Flint Smoke vs Eventide
Where Flint Smoke belongs to Behr's range, Eventide is a Sherwin-Williams color. Flint Smoke reads as blue-grey, while Eventide reads as blue-green — two distinct hue families, not close cousins. They have nearly identical light reflectance values (43 vs 41), so they'll read as similarly Medium in most lighting conditions. Flint Smoke runs blue while Eventide is decidedly neutral, which means they'll respond very differently to warm vs cool light sources. At ΔE 1.9, these are close — the kind of difference that matters when choosing between them, but doesn't read strongly in a finished room. Below you'll find 1 real-room photo comparison where both colors appear side by side, plus 5 simulated room previews.

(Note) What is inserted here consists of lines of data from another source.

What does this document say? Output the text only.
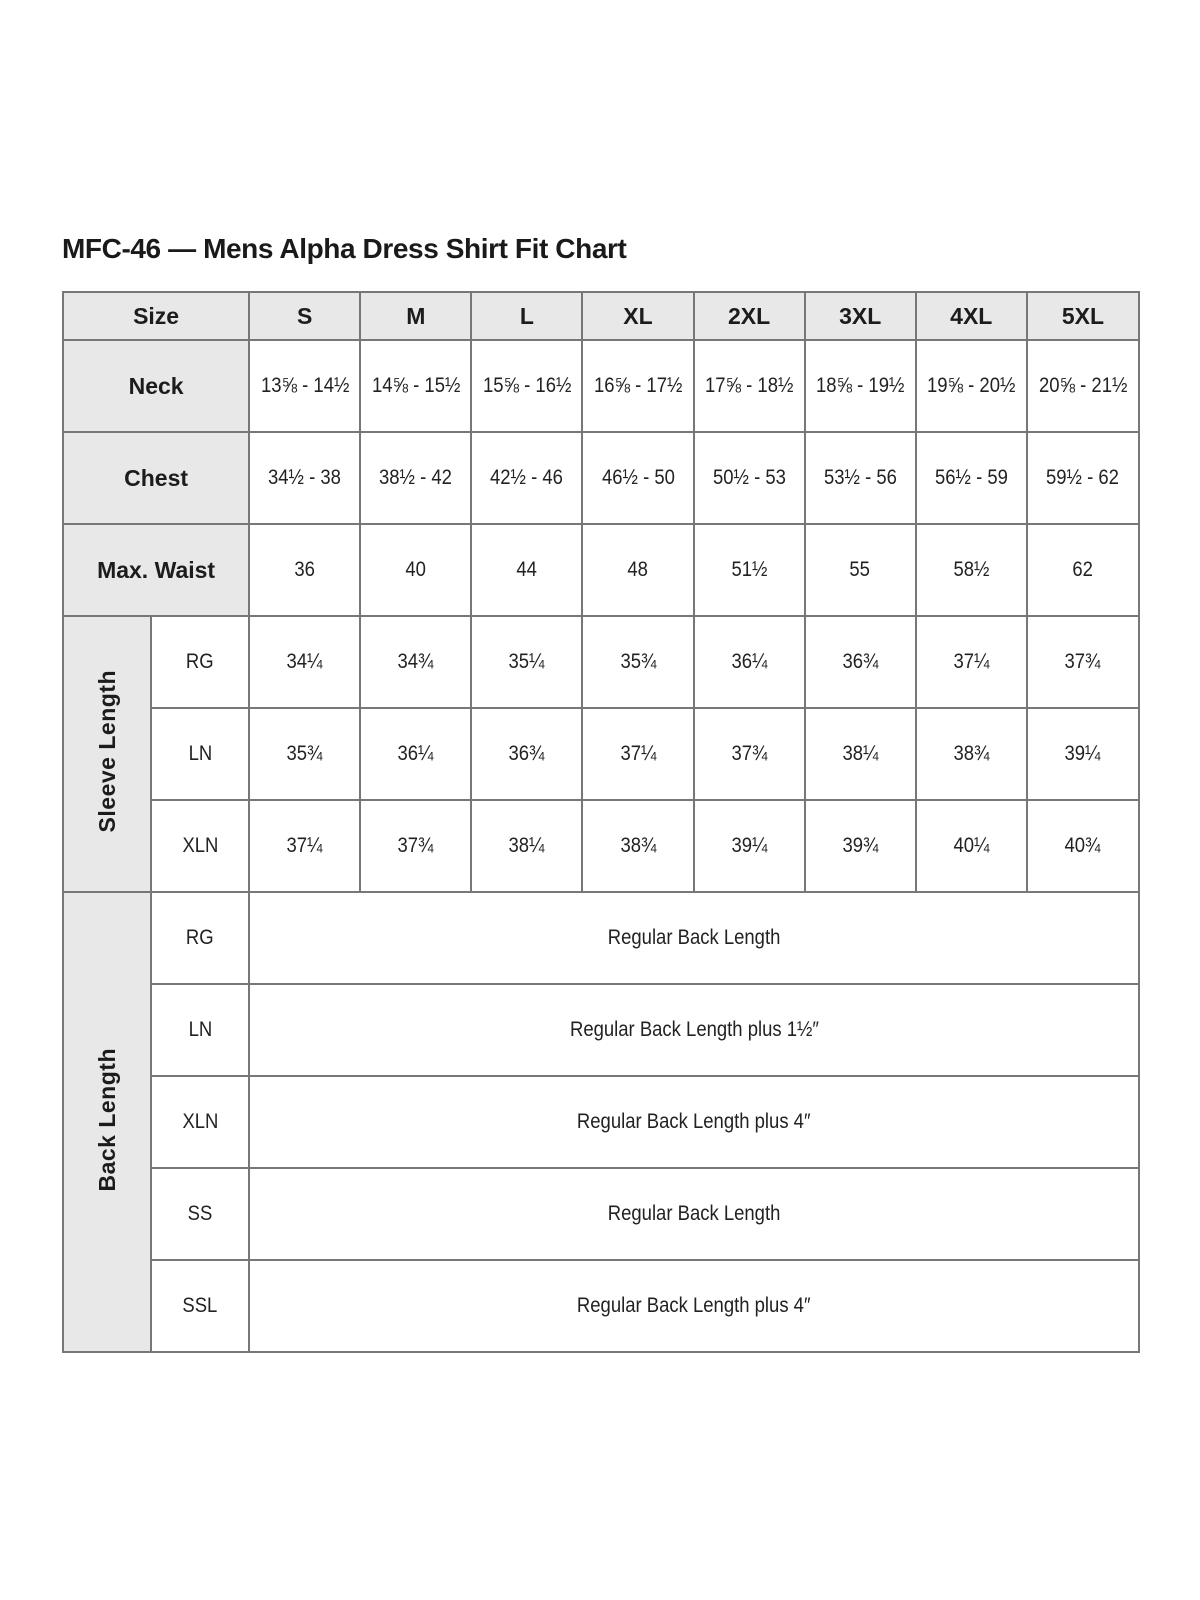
MFC-46 — Mens Alpha Dress Shirt Fit Chart
Size		S	M	L	XL	2XL	3XL	4XL	5XL
Neck		13⅝ - 14½	14⅝ - 15½	15⅝ - 16½	16⅝ - 17½	17⅝ - 18½	18⅝ - 19½	19⅝ - 20½	20⅝ - 21½
Chest		34½ - 38	38½ - 42	42½ - 46	46½ - 50	50½ - 53	53½ - 56	56½ - 59	59½ - 62
Max. Waist		36	40	44	48	51½	55	58½	62
Sleeve Length	RG	34¼	34¾	35¼	35¾	36¼	36¾	37¼	37¾
	LN	35¾	36¼	36¾	37¼	37¾	38¼	38¾	39¼
	XLN	37¼	37¾	38¼	38¾	39¼	39¾	40¼	40¾
Back Length	RG	Regular Back Length							
	LN	Regular Back Length plus 1½″							
	XLN	Regular Back Length plus 4″							
	SS	Regular Back Length							
	SSL	Regular Back Length plus 4″							
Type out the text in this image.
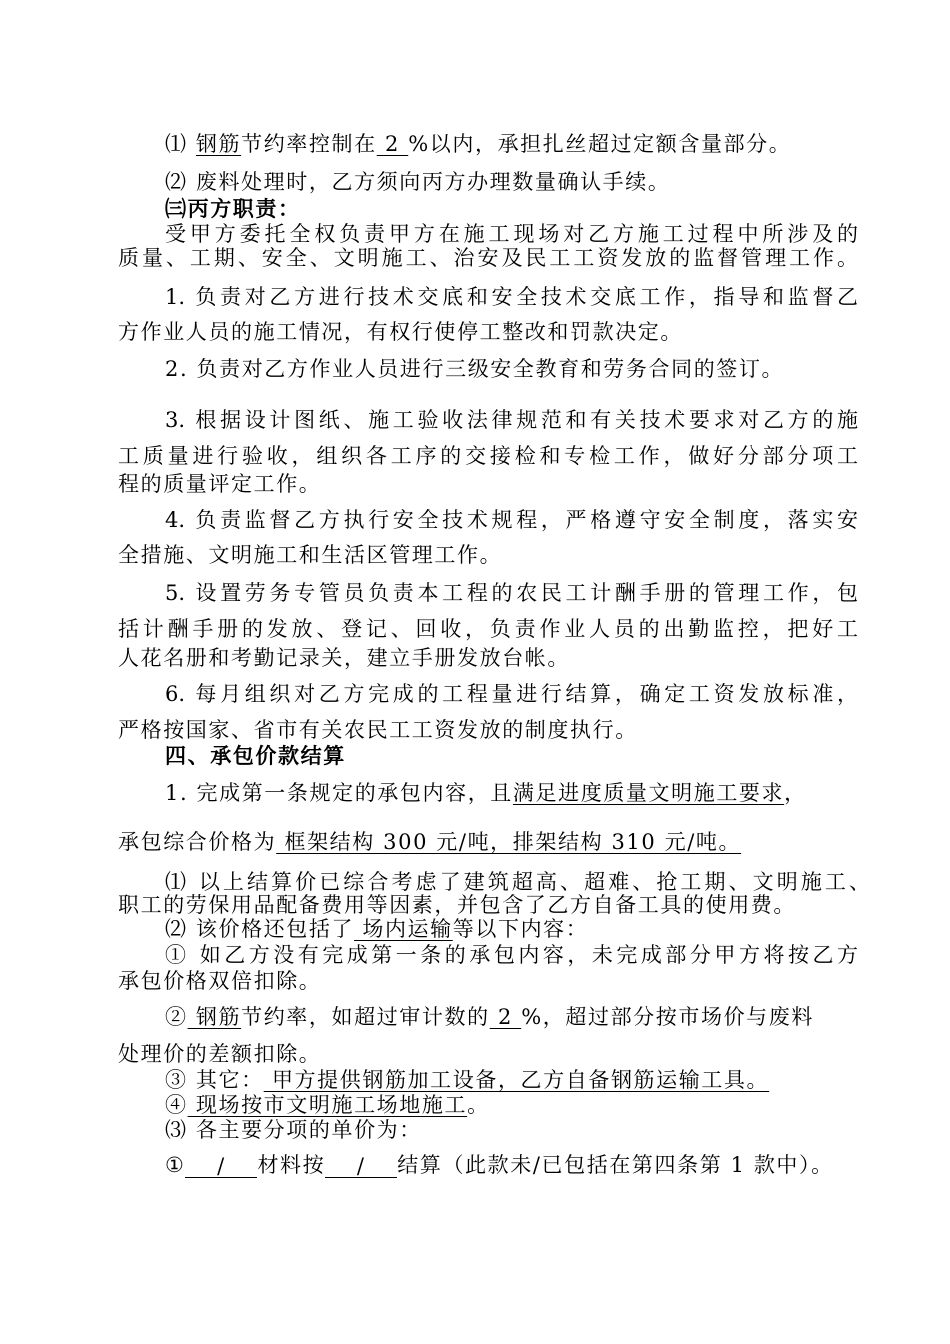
⑴ 钢筋节约率控制在 2 %以内，承担扎丝超过定额含量部分。

⑵ 废料处理时，乙方须向丙方办理数量确认手续。

㈢丙方职责：

受甲方委托全权负责甲方在施工现场对乙方施工过程中所涉及的

质量、工期、安全、文明施工、治安及民工工资发放的监督管理工作。

1. 负责对乙方进行技术交底和安全技术交底工作，指导和监督乙

方作业人员的施工情况，有权行使停工整改和罚款决定。

2. 负责对乙方作业人员进行三级安全教育和劳务合同的签订。

3. 根据设计图纸、施工验收法律规范和有关技术要求对乙方的施

工质量进行验收，组织各工序的交接检和专检工作，做好分部分项工

程的质量评定工作。

4. 负责监督乙方执行安全技术规程，严格遵守安全制度，落实安

全措施、文明施工和生活区管理工作。

5. 设置劳务专管员负责本工程的农民工计酬手册的管理工作，包

括计酬手册的发放、登记、回收，负责作业人员的出勤监控，把好工

人花名册和考勤记录关，建立手册发放台帐。

6. 每月组织对乙方完成的工程量进行结算，确定工资发放标准，

严格按国家、省市有关农民工工资发放的制度执行。

四、承包价款结算

1. 完成第一条规定的承包内容，且满足进度质量文明施工要求，

承包综合价格为 框架结构 300 元/吨，排架结构 310 元/吨。

⑴ 以上结算价已综合考虑了建筑超高、超难、抢工期、文明施工、

职工的劳保用品配备费用等因素，并包含了乙方自备工具的使用费。

⑵ 该价格还包括了 场内运输等以下内容：

① 如乙方没有完成第一条的承包内容，未完成部分甲方将按乙方

承包价格双倍扣除。

② 钢筋节约率，如超过审计数的 2 %，超过部分按市场价与废料

处理价的差额扣除。

③ 其它： 甲方提供钢筋加工设备，乙方自备钢筋运输工具。

④ 现场按市文明施工场地施工。

⑶ 各主要分项的单价为：

① / 材料按 / 结算（此款未/已包括在第四条第 1 款中）。
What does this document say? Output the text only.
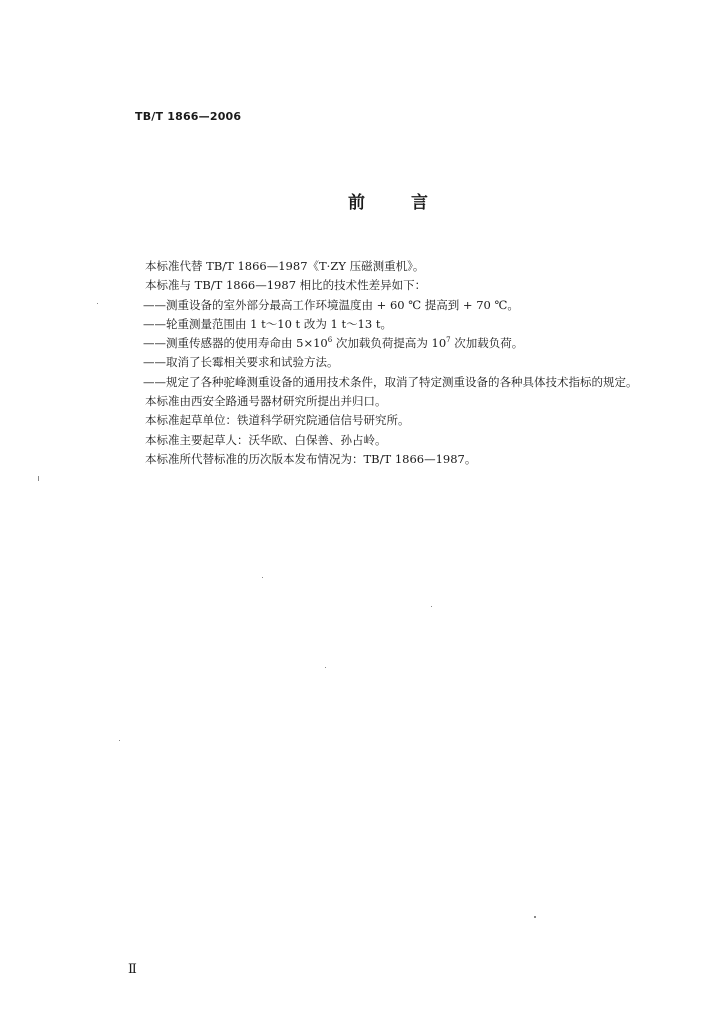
TB/T 1866—2006
前	言
本标准代替 TB/T 1866—1987《T·ZY 压磁测重机》。
本标准与 TB/T 1866—1987 相比的技术性差异如下：
——测重设备的室外部分最高工作环境温度由 + 60 ℃ 提高到 + 70 ℃。
——轮重测量范围由 1 t～10 t 改为 1 t～13 t。
——测重传感器的使用寿命由 $5\times 10^6$ 次加载负荷提高为 $10^7$ 次加载负荷。
——取消了长霉相关要求和试验方法。
——规定了各种驼峰测重设备的通用技术条件，取消了特定测重设备的各种具体技术指标的规定。
本标准由西安全路通号器材研究所提出并归口。
本标准起草单位：铁道科学研究院通信信号研究所。
本标准主要起草人：沃华欧、白保善、孙占岭。
本标准所代替标准的历次版本发布情况为：TB/T 1866—1987。
Ⅱ
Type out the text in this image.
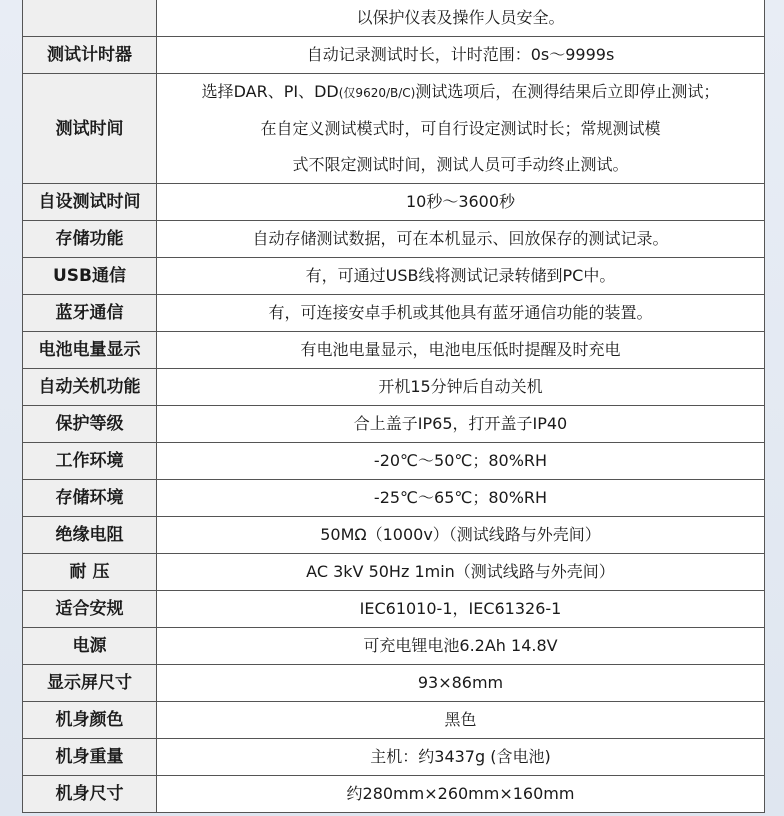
	以保护仪表及操作人员安全。
测试计时器	自动记录测试时长，计时范围：0s～9999s
测试时间	选择DAR、PI、DD(仅9620/B/C)测试选项后，在测得结果后立即停止测试；
在自定义测试模式时，可自行设定测试时长；常规测试模
式不限定测试时间，测试人员可手动终止测试。

自设测试时间	10秒～3600秒
存储功能	自动存储测试数据，可在本机显示、回放保存的测试记录。
USB通信	有，可通过USB线将测试记录转储到PC中。
蓝牙通信	有，可连接安卓手机或其他具有蓝牙通信功能的装置。
电池电量显示	有电池电量显示，电池电压低时提醒及时充电
自动关机功能	开机15分钟后自动关机
保护等级	合上盖子IP65，打开盖子IP40
工作环境	-20℃～50℃；80%RH
存储环境	-25℃～65℃；80%RH
绝缘电阻	50MΩ（1000v）（测试线路与外壳间）
耐 压	AC 3kV 50Hz 1min（测试线路与外壳间）
适合安规	IEC61010-1，IEC61326-1
电源	可充电锂电池6.2Ah 14.8V
显示屏尺寸	93×86mm
机身颜色	黑色
机身重量	主机：约3437g (含电池)
机身尺寸	约280mm×260mm×160mm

Flint Smoke vs Eventide in Real Spaces
1 real room side by side. Flint Smoke and Eventide are close enough that the difference can be hard to judge from a chip alone — these photos show how each reads at scale, across different spaces and lighting conditions.
Bathroom
Bathrooms are one of the few spaces where you're genuinely enclosed by the paint color, which makes the choice between these two more consequential. At this scale the difference is subtle — you'd need them side by side, as shown here, to reliably tell them apart.
Color Details
Flint Smoke vs Eventide Simulated Comparison
5 simulated room previews — drag the slider on each to see Flint Smoke on one side and Eventide on the other.
Digital color is approximate. These simulations are generated from the manufacturer's hex values and overlaid on grayscale room photos — your screen's calibration, brightness, and viewing angle all affect how they render. Before committing to either color, test physical samples in your own space under the light you actually live with.
More Flint Smoke comparisons
See how Flint Smoke stacks up against other well-photographed colors across different brands and tones.